Actually, Ed's words were the best thing for me at that point.  I realized this wasn't brain surgery.  You just need to know what you're doing and the best way to achieve those results is to do your homework.  Just like me, my female friends hated to deal with car salesmen.  But they'd learned the secret ... know what you want and don't let the dealers talk you into anything different.  And then it hit me. Ed knew that what he said would get me fired up. Well, it worked.

After countless hours online - looking at various models, combing through auto websites, comparing prices, getting the scoop on the "real" price instead of the dealer's artificial sticker prices, AND researching Consumer Reports’ findings - I was ready.  I set my auto type, set my price, set my timeline, and contacted all the dealerships with vehicles of interest.  In advance of my appointment(s), I told each salesman exactly what I wanted to test drive and that I was looking at everything in the marketplace that fit my specifications. In short, I told them not to get comfortable with me because they had a lot of competition.

Over the course of three Saturdays, I test drove 22 SUVs (my vehicle of choice).  Although every salesman tried to "work their magic, “ I held firm on what I wanted.  In fact, I continued the research each day and compared and contrasted each model as I completed the road tests.  Thank you Consumer Reports for all those ratings and online videos!

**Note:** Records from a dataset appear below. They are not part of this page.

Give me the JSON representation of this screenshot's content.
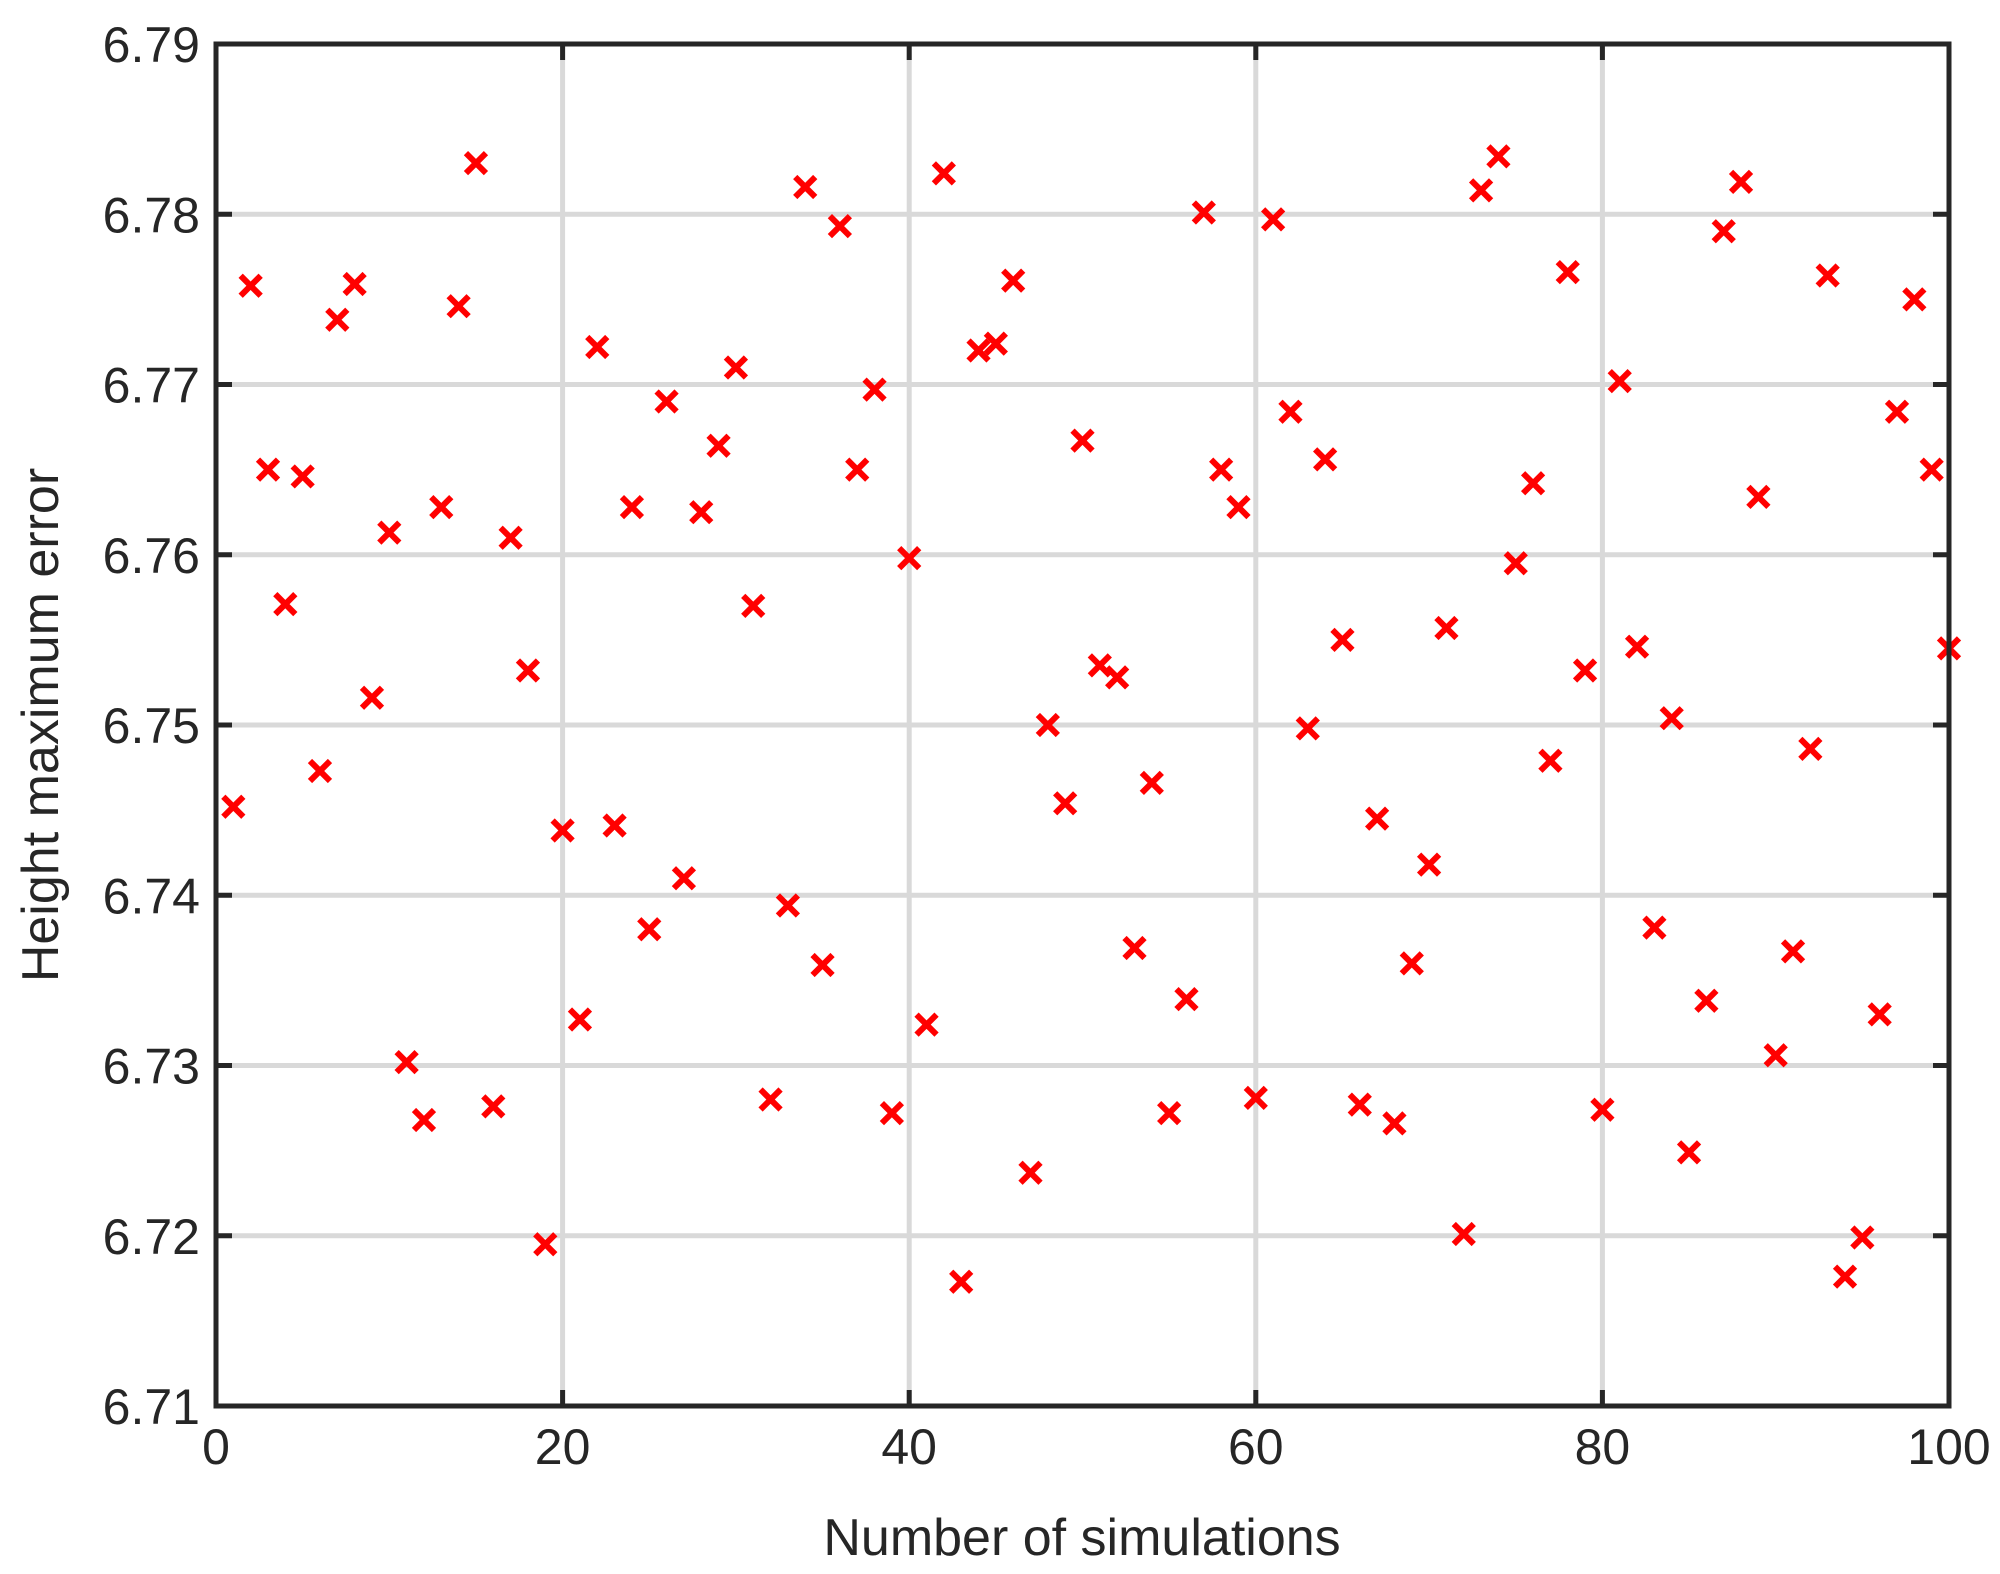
{
  "chart_data": {
    "type": "scatter",
    "title": "",
    "xlabel": "Number of simulations",
    "ylabel": "Height maximum error",
    "xlim": [
      0,
      100
    ],
    "ylim": [
      6.71,
      6.79
    ],
    "xticks": [
      0,
      20,
      40,
      60,
      80,
      100
    ],
    "yticks": [
      6.71,
      6.72,
      6.73,
      6.74,
      6.75,
      6.76,
      6.77,
      6.78,
      6.79
    ],
    "xtick_labels": [
      "0",
      "20",
      "40",
      "60",
      "80",
      "100"
    ],
    "ytick_labels": [
      "6.71",
      "6.72",
      "6.73",
      "6.74",
      "6.75",
      "6.76",
      "6.77",
      "6.78",
      "6.79"
    ],
    "grid": true,
    "marker": "x",
    "marker_color": "#ff0000",
    "series": [
      {
        "x": [
          1,
          2,
          3,
          4,
          5,
          6,
          7,
          8,
          9,
          10,
          11,
          12,
          13,
          14,
          15,
          16,
          17,
          18,
          19,
          20,
          21,
          22,
          23,
          24,
          25,
          26,
          27,
          28,
          29,
          30,
          31,
          32,
          33,
          34,
          35,
          36,
          37,
          38,
          39,
          40,
          41,
          42,
          43,
          44,
          45,
          46,
          47,
          48,
          49,
          50,
          51,
          52,
          53,
          54,
          55,
          56,
          57,
          58,
          59,
          60,
          61,
          62,
          63,
          64,
          65,
          66,
          67,
          68,
          69,
          70,
          71,
          72,
          73,
          74,
          75,
          76,
          77,
          78,
          79,
          80,
          81,
          82,
          83,
          84,
          85,
          86,
          87,
          88,
          89,
          90,
          91,
          92,
          93,
          94,
          95,
          96,
          97,
          98,
          99,
          100
        ],
        "y": [
          6.7452,
          6.7758,
          6.765,
          6.7571,
          6.7646,
          6.7473,
          6.7738,
          6.7759,
          6.7516,
          6.7613,
          6.7302,
          6.7268,
          6.7628,
          6.7746,
          6.783,
          6.7276,
          6.761,
          6.7532,
          6.7195,
          6.7438,
          6.7327,
          6.7722,
          6.7441,
          6.7628,
          6.738,
          6.769,
          6.741,
          6.7625,
          6.7664,
          6.771,
          6.757,
          6.728,
          6.7394,
          6.7816,
          6.7359,
          6.7793,
          6.765,
          6.7697,
          6.7272,
          6.7598,
          6.7324,
          6.7824,
          6.7173,
          6.772,
          6.7724,
          6.7761,
          6.7237,
          6.75,
          6.7454,
          6.7667,
          6.7535,
          6.7528,
          6.7369,
          6.7466,
          6.7272,
          6.7339,
          6.7801,
          6.765,
          6.7628,
          6.7281,
          6.7797,
          6.7684,
          6.7498,
          6.7656,
          6.755,
          6.7277,
          6.7445,
          6.7266,
          6.736,
          6.7418,
          6.7557,
          6.7201,
          6.7814,
          6.7834,
          6.7595,
          6.7642,
          6.7479,
          6.7766,
          6.7532,
          6.7274,
          6.7702,
          6.7546,
          6.7381,
          6.7504,
          6.7249,
          6.7338,
          6.779,
          6.7819,
          6.7634,
          6.7306,
          6.7367,
          6.7486,
          6.7764,
          6.7176,
          6.7199,
          6.733,
          6.7684,
          6.775,
          6.765,
          6.7545
        ]
      }
    ]
  }
}
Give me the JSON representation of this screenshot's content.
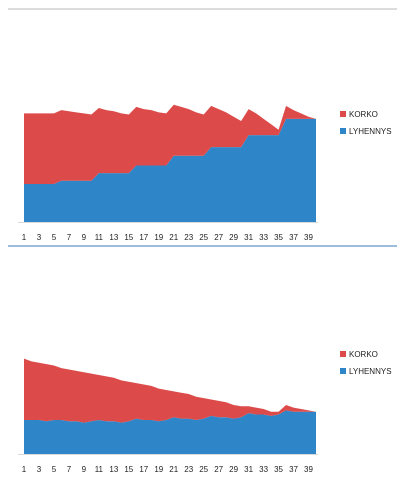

The experience was exhausting but not quite as distasteful as I anticipated.  AND, I did it all myself . . . without a guy in tow.

In the end, my car of choice was sitting in the parking lot of the dealership as I arrived for my appointment.  I spotted it right away and you know what they say  - you just know it when you see it. And I had checked all the specs and ratings in advance!

To my surprise, the salesman who helped me was a WOMAN.  Fancy that.  She was just as knowledgeable as any of the guys, right to the point and very helpful.  Although she didn't get any breaks from me on my set items, the sale went as smooth as pie.

Bottom line, this is what I learned:

  • Men really don't know more about buying a car than women do.
  • Don't let anyone railroad you into a quick decision.  Take your time.  Get the facts. Make your own choices.
  • Be prepared.  If you do your homework, you hold better cards
  • Car salesmen can't take advantage of you if you know more about their cars than they do.
  • And best of all, brothers can be really cool (and useful) when you need them most!